Ruth Ben-Ghiat - CNN

It was another round of the clash between the Italian government and Berlusconi, whose trials and judicial entanglements were so numerous as to merit their own Wikipedia page.

Berlusconi, the three-time Italian prime minister who died this week at 86, wrote the script for an authoritarian style of leadership within a democracy.

The flamboyant billionaire owner of a business, media and sports empire, Berlusconi privatized Italian television in the 1980s. His ownership of commercial television networks gave him more influence over the formation of public opinion than any Italian leader since Benito Mussolini — and established his personality cult as well.

Often underestimated due to his boorish behavior, Berlusconi exerted strict control over his party, Forza Italia, and brought the far right into government for the first time since 1945 — partnering with the neo-fascist National Alliance party (formerly the Italian Social Movement) as well as the xenophobic Northern League in all three of his coalition governments (1994, 2001-2006, 2008-2011).

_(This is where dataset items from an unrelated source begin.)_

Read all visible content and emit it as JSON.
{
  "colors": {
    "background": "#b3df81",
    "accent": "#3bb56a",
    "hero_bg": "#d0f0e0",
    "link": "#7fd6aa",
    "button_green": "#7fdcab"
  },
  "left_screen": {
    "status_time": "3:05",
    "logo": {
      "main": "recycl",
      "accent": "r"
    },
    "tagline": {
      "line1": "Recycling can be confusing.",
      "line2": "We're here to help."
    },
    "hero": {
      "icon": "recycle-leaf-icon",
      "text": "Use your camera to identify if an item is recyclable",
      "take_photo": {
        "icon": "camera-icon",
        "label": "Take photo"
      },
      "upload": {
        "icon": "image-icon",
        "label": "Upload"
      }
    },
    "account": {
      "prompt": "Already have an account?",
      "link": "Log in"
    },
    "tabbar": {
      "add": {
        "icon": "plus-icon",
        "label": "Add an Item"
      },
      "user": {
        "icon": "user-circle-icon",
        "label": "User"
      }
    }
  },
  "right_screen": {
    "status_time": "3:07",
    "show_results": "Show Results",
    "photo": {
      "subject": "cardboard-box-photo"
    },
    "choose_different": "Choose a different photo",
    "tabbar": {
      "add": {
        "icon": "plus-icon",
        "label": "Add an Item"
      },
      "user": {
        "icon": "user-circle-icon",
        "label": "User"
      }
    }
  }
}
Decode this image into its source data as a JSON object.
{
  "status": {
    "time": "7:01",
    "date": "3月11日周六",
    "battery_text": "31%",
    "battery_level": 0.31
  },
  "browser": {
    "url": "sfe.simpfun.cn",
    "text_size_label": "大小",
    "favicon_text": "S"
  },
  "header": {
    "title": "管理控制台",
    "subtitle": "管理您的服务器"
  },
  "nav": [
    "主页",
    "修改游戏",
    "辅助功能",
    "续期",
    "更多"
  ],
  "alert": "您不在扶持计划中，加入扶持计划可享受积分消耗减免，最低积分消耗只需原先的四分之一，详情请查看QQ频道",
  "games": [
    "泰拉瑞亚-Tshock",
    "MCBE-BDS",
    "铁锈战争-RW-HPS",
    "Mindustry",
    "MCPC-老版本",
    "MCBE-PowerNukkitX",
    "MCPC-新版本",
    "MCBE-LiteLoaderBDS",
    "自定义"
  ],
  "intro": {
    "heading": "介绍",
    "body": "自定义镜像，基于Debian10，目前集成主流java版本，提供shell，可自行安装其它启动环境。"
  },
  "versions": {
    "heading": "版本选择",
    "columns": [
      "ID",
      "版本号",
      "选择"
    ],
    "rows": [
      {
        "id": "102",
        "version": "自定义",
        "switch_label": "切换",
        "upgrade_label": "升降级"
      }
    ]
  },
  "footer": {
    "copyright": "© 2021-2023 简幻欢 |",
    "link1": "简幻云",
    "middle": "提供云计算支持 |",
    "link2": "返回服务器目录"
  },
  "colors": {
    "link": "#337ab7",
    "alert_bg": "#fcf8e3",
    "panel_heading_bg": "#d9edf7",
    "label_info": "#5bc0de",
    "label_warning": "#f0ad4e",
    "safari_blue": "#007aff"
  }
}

He also had a close relationship with Russian President Vladimir Putin and promoted Russian agendas forcefully abroad.

The fear factor 

Born in Milan in 1936, Berlusconi first made his name as the larger-than-life owner of a business and media empire and the AC Milan soccer team.

Italian television had been limited to three state-owned RAI national networks, but by the 1980s Berlusconi’s Mediaset conglomerate owned the three largest private channels.

Berlusconi was known as an Italian success story — but also for taking risks that often landed him at odds with the law.

Indeed, Marcello Dell’Utri, who ran Berlusconi’s advertising firm Publitalia, continued to serve as a senator in Berlusconi’s party after he was convicted of Mafia association in 2004. 

AC Milan president Silvio Berlusconi is carried by Milan players after winning the 1988 Italian championship at Milan's San Siro stadium, Italy. - Ferdinando Meazza/AP/FILE

In the political arena, Berlusconi and his extremist partners beat the drum of communist threat to stoke fear in voters, playing on nostalgia for fascism’s “law and order” while whitewashing its violence.

No matter that at the time of his entry into politics in 1994, communism had recently collapsed on the continent and the Italian Communist Party, previously the largest such party in Western Europe, had been dissolved.

“Mussolini never murdered anyone. Mussolini sent people on holiday to confine them,” Berlusconi told British newsmagazine The Spectator in 2003, referring to dank fascist prisons on islands like Ponza where torture had been practiced.

Berlusconi also raised fears in Italians about the loss of “tradition,” using the specter of Italian demographic decline to justify anti-immigrant policies that preceded those of Hungarian Prime Minister Viktor Orban and other far-right leaders.

After winning Italy’s general election in 2008, he called undocumented immigrants ”an army of evil” and their presence in Italy “a national emergency.” 

The media mogul 

Such talking points had traction because Berlusconi controlled a large majority of the private broadcast media audience and television ad revenues.

This also allowed him to set the narrative about his own legal woes and make sure his cult of victimhood at the hands of prosecutors was continually refreshed.

In 2003, facing the charge that his holding company Fininvest had paid a 500 million Euro bribe to a Roman judge in 1991, Berlusconi announced he was a target of a “witch hunt” and “an incredible judicial persecution.”

Then-Italian Prime Minister Silvio Berlusconi smiles with Russian President Vladimir Putin during a joint press conference at the Kremlin in Moscow, in 2003. - Sergei Chirikov/AFP/Getty Images

In the meantime, he championed dozens of ad personam laws to protect himself from prosecution, allowing him to repeatedly escape conviction for past actions and used delaying tactics to run out the clock on new ones.

He left office in 2011, having been forced to resign due to the Eurozone crisis, and over the years faced dozens of court battles — with one definitive conviction for tax fraud, false accounting and embezzlement.

The personality cult 

It is a testament to the power of Berlusconi’s personality cult and media machine that his resignation did not initially lose him his core voters. Rather, as has been the case with former US President Donald Trump through two impeachments and a federal indictment, this reversal of fortune reinforced his supporters’ loyalty to him by playing into his cult of victimhood.

When Forza Italia was revived as a party for the 2013 elections, it lost to the center-left by less than 1%. It took a five-year ban on running for office, decreed as part of his conviction later that year for tax fraud, along with other charges of sex with a minor, wiretapping and bribery, to deflate his personality cult and the power of his party.

“I am the most democratic man ever to be Prime Minister of Italy,” Berlusconi asserted as he bent the legal and other institutions of the Italian republic to suit his private needs.

But his time in power is also a story of the resilience of democracy and the importance of prosecuting those who believe they are above the law.